- Relator(a)
- Ministro Jorge Mussi
- Órgão julgador
- Quinta Turma
- Data do julgamento
- 16/12/2010
- Data de publicação
- 01/02/2011
STJ – Acórdão, Rel. Ministro Jorge Mussi, Quinta Turma, j. 16/12/2010, p. 01/02/2011
HABEAS CORPUS. HOMICÍDIO QUALIFICADO. DOSIMETRIA. FIXAÇÃO ACIMA DO MÍNIMO LEGAL. CULPABILIDADE. CONSIDERAÇÃO DAQUELA PRÓPRIA DO TIPO. INVIABILIDADE. AÇÃO PENAL SEM CERTIFICAÇÃO DO TRÂNSITO EM JULGADO. SOPESAMENTO NA PRIMEIRA ETAPA DA DOSIMETRIA COMO MAUS ANTECEDENTES. IMPOSSIBILIDADE. PRECEDENTES. SÚMULA 444 DESTE STJ. CONDUTA SOCIAL E PERSONALIDADE. DESEMPREGO. ARGUMENTO INIDÔNEO. DESFAVORABILIDADE DAS CIRCUNSTÂNCIAS DO DELITO. ELEMENTOS CONCRETOS. CONSTRANGIMENTO EM PARTE EVIDENCIADO. SANÇÃO REDIMENSIONADA. FIXAÇÃO DA REPRIMENDA NO MÍNIMO LEGAL. DESCABIMENTO. ORDEM CONCEDIDA EM PARTE. 1. Mostra-se inviável considerar como desfavorável ao agente circunstância inerente à culpabilidade em sentido estrito, a qual é elemento integrante da estrutura do crime, em sua concepção tripartida. 2. Consoante orientação já sedimentada nesta Corte Superior, inquéritos policiais ou ações penais sem certificação do trânsito em julgado não podem ser levados à consideração de maus antecedentes para a elevação da pena-base, em obediência ao princípio da presunção de não-culpabilidade.

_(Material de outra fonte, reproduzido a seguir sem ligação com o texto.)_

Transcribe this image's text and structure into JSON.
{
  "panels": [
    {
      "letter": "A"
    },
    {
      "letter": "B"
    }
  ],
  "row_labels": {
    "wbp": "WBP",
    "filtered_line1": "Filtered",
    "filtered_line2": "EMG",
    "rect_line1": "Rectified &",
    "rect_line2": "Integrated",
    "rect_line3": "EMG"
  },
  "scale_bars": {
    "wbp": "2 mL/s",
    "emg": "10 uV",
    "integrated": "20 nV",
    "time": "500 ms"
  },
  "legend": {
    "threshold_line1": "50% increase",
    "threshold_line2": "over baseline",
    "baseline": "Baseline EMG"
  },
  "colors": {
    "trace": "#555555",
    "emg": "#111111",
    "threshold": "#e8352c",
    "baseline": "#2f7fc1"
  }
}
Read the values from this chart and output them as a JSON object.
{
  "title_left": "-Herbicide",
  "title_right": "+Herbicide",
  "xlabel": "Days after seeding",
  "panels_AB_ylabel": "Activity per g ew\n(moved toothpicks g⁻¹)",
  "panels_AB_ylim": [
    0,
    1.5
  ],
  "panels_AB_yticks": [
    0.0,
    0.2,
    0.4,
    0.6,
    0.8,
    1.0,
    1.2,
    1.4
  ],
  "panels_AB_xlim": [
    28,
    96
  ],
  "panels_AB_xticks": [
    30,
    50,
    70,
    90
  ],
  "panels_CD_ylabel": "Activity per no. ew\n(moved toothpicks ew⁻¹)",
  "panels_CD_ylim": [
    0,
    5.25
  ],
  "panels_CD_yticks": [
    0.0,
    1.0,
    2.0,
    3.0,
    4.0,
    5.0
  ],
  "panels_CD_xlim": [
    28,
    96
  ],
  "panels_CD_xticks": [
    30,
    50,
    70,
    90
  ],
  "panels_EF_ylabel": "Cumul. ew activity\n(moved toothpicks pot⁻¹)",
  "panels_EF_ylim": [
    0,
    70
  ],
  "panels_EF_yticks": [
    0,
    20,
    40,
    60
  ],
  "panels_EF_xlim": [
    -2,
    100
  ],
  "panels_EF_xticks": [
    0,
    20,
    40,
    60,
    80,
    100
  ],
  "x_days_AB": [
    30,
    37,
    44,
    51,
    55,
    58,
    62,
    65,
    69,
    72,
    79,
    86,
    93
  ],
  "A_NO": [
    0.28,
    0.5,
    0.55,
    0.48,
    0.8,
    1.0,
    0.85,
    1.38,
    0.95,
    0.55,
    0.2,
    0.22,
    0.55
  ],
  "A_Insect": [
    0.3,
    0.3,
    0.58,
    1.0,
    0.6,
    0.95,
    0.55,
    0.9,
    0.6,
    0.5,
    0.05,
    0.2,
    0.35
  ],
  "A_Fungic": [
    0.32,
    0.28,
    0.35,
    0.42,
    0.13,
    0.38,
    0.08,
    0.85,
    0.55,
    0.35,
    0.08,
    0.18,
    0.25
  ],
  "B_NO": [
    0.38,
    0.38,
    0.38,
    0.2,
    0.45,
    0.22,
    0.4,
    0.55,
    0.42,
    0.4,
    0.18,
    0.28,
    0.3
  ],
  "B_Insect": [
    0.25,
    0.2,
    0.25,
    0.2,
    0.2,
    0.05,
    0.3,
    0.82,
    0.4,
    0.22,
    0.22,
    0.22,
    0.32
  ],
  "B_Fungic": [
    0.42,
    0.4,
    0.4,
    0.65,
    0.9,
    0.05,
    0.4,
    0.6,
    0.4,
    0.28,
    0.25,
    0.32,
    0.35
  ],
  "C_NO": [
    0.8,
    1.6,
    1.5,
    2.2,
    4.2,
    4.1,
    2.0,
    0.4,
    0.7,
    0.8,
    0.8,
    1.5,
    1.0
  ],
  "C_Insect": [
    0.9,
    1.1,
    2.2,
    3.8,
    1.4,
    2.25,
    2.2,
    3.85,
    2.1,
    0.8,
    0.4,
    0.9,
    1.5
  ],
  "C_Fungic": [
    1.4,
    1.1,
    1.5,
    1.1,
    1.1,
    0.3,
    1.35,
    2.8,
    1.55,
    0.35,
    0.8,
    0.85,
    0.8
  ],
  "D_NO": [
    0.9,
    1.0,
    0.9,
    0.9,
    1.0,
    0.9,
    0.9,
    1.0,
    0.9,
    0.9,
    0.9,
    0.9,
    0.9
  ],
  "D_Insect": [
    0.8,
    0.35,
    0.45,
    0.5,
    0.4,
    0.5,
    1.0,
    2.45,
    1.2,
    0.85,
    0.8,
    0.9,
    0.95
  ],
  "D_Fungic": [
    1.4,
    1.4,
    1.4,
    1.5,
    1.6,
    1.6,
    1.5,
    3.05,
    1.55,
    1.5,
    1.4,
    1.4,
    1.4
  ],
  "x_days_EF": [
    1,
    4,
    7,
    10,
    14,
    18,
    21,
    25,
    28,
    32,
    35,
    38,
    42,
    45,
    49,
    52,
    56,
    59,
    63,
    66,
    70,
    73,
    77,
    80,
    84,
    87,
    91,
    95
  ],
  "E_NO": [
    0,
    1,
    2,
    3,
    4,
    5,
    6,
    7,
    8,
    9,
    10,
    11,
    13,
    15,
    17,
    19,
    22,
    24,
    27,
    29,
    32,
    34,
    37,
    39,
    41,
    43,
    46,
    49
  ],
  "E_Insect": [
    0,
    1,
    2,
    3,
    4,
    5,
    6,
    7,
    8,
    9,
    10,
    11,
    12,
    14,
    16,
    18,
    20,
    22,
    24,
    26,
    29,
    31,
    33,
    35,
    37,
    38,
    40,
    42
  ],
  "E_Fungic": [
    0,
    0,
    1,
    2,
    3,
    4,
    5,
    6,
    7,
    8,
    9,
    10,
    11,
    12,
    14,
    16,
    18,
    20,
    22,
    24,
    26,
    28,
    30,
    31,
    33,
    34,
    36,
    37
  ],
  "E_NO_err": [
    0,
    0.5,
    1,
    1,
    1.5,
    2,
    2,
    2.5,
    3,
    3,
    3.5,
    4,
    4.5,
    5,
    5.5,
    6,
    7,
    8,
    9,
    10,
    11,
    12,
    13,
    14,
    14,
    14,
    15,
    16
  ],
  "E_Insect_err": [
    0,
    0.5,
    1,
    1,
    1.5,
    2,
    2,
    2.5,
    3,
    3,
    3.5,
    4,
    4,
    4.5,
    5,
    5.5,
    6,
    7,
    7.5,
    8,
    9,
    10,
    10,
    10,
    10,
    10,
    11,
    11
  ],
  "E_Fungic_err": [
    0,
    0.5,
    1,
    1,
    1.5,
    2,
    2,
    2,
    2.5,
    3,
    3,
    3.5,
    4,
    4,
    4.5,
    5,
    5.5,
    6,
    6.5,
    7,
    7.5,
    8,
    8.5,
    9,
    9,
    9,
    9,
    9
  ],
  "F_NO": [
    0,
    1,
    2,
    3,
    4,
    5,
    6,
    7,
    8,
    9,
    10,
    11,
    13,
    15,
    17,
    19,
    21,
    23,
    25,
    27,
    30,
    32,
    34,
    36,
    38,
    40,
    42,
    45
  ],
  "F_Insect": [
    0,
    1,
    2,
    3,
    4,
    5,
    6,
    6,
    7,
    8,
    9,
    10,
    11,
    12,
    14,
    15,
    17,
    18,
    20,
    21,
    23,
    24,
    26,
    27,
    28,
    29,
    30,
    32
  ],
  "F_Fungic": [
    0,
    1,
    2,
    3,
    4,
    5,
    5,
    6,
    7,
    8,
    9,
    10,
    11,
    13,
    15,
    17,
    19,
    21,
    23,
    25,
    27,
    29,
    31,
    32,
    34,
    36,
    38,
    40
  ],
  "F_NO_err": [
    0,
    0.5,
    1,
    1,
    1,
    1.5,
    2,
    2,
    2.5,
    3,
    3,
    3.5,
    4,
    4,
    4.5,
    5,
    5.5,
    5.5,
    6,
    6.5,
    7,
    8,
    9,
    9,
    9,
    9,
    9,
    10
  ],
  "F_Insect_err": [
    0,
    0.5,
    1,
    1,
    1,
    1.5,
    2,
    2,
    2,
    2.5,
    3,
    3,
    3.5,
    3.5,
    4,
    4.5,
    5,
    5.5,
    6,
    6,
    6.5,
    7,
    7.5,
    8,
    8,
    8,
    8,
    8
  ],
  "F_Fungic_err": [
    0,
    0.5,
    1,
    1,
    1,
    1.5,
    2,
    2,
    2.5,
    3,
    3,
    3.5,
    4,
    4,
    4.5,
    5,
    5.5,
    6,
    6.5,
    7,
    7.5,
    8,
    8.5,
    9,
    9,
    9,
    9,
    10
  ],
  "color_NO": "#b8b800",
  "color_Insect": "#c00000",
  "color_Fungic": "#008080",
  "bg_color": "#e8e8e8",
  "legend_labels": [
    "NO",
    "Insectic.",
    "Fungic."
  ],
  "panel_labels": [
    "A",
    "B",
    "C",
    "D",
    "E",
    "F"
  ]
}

Exegese da Súmula 444 deste STJ. 3. O fato de o paciente não trabalhar, por si só, não evidencia a negatividade das circunstâncias judiciais da conduta social e da personalidade, tendo em vista que a falta de emprego, diante da realidade social brasileira, é infortúnio, e não algo tencionado. 4. Considerando que o delito foi praticado próximo a várias pessoas, colocando em risco também a vida de terceiros, justificada está a maior elevação na reprimenda básica, pois desfavoráveis as circunstâncias do crime. 5. Remanescendo circunstância judicial negativa, devidamente justificada na sentença, não há como fixar a sanção básica em seu mínimo legal, como pretendido. 6. Ordem parcialmente concedida para reduzir a pena-base imposta ao paciente, tornando a sua reprimenda definitiva em 13 (treze) anos de reclusão, mantidos, no mais, a sentença condenatória e o acórdão objurgado. (HC n. 120.154/MS, relator Ministro Jorge Mussi, Quinta Turma, julgado em 16/12/2010, DJe de 1/2/2011.)